It seems the business world is abuzz with information, and misinformation, about the Small Business Administration’s (the “SBA”) Paycheck Protection Program (the “PPP”) and its loan forgiveness provisions. Although lenders are now accepting applications, many businesses have been met with confusion and uncertainty in navigating the application process. One area that many assume should be straightforward is surprisingly unclear, that is, determining the number of employees of the small business. Since most businesses employing more than 500 employees are ineligible for the PPP, determining a business’ number of employees is of utmost importance. To make this determination, the SBA requires the inclusion of the employees of affiliated entities, with only a few specific exceptions,[1]  but the definition of affiliate for these purposes has remained elusive for some. In fact, as a result of this confusion, the SBA released a clarification ruling on April 3, 2020 as an attempt to bring clarity to this topic.

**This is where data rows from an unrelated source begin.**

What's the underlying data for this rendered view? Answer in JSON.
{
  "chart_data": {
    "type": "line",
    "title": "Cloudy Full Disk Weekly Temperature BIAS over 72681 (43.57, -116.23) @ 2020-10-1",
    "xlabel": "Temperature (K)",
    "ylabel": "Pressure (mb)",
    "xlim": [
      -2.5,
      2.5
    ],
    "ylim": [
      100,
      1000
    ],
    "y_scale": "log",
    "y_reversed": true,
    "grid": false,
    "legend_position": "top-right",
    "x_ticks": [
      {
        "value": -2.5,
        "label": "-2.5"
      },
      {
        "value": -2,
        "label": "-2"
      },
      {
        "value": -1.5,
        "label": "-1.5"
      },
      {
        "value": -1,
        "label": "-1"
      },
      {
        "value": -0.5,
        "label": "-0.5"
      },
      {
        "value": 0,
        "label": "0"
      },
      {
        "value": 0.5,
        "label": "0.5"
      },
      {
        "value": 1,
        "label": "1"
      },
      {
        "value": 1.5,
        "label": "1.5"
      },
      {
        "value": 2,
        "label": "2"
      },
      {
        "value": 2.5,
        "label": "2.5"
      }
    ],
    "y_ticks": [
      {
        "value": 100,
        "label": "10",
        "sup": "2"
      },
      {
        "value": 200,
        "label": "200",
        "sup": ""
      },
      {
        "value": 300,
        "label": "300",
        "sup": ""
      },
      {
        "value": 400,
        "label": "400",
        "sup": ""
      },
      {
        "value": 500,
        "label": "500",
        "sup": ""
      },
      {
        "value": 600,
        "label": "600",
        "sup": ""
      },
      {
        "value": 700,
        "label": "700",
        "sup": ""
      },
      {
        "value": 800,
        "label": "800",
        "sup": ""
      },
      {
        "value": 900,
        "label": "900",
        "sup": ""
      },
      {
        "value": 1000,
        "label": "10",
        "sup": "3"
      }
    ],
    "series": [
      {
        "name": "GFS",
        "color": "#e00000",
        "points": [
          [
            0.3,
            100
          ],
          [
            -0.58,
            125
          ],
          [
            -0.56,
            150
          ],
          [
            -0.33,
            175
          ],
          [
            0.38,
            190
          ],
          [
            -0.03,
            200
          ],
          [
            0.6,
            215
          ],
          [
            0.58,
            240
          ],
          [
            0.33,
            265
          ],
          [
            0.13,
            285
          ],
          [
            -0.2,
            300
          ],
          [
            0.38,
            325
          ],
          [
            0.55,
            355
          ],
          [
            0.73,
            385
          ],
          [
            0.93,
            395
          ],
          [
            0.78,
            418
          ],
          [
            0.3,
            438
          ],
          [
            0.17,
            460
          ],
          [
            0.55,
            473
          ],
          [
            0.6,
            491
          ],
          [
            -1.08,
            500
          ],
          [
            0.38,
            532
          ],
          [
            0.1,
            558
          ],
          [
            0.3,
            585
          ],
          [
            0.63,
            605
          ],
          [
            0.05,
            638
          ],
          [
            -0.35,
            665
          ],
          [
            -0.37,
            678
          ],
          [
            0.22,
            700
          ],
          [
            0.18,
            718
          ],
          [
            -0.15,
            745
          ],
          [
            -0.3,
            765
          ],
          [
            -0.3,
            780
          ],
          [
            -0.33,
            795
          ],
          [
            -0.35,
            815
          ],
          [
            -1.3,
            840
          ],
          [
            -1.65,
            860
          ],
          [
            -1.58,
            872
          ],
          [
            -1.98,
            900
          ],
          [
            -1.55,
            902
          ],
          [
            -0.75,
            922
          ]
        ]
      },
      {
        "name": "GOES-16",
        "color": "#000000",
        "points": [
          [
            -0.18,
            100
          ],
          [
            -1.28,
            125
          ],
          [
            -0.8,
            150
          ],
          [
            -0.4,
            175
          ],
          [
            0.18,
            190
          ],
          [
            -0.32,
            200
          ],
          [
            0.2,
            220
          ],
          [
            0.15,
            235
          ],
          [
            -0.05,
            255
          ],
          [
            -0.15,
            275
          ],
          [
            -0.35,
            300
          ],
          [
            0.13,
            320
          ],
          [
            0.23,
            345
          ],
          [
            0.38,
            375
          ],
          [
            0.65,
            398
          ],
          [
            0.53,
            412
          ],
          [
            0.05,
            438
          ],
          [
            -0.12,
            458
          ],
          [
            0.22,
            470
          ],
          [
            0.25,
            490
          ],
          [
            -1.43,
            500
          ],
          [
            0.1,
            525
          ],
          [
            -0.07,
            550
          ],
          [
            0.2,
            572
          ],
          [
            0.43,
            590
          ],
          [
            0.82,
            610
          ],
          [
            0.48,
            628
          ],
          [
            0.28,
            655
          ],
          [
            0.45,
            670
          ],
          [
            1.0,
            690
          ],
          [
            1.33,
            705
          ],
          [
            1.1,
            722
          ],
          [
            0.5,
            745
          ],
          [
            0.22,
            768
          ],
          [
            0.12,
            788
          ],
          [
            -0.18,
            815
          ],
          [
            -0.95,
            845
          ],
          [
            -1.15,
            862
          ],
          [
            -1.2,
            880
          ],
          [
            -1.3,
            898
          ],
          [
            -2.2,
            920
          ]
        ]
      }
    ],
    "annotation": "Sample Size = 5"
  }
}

The SBA’s method to determine a business’s status as an affiliate is more expansive than the definition found in other areas of law, including in much of corporate law. Consequently, in many situations many business owners may believe their interests in other businesses does not render those businesses affiliates, whereas the SBA may classify them as such. For example, an entity owning 30% of a business interest might not be considered an affiliate in other areas of law, but in many circumstances may be considered an affiliate under the SBA’s definitions.

There is no bright line test to determine whether affiliation exists between entities; instead, the SBA reviews the totality of the circumstances on a case by case basis when making its determination. Nevertheless, the SBA provides some general concepts it uses when making its analysis. One important, and often definitional factor centers around control. Entities are affiliates when one controls or has the power to control the other, or when a third-party controls or has the power to control both. But even this seemingly clear factor requires specific knowledge of SBA regulation because, unlike in other areas of law, the SBA’s definition of control can apply to more than one entity, for example, where multiple entities control another. Many businesses may find the below non-exhaustive list of factors, based on SBA guidance, useful when evaluating their individual circumstances.

  • Ownership, management, previous relationships or ties to other entities and contractual or personal relationships between the entities or directors and managers
  • People or entities with the ability to prevent a quorum or otherwise block action by the board of directors or other shareholders
  • Indirect control via a third party
  • Control, or the power to control, fifty percent of the voting stock
  • Stock options, convertible securities and merger agreements that may result in changes of control

[1] The exceptions explicitly mentioned in the CARES Act are: (i) businesses having a North American Industry Classification System code beginning with 72, (ii) businesses operating as franchises that are assigned a franchise identifier code by the SBA, and (iii) businesses that receive financial assistance from a company licensed under Section 301 of the Small Business Investment Act of 1958. Furthermore, the SBA acknowledged that other legislation either mandates or authorizes exemption from the affiliation rules for faith-based organizations whose religious exercise will be substantially burdened by the application of the affiliation. Such organizations are therefore exempted from the affiliation rules.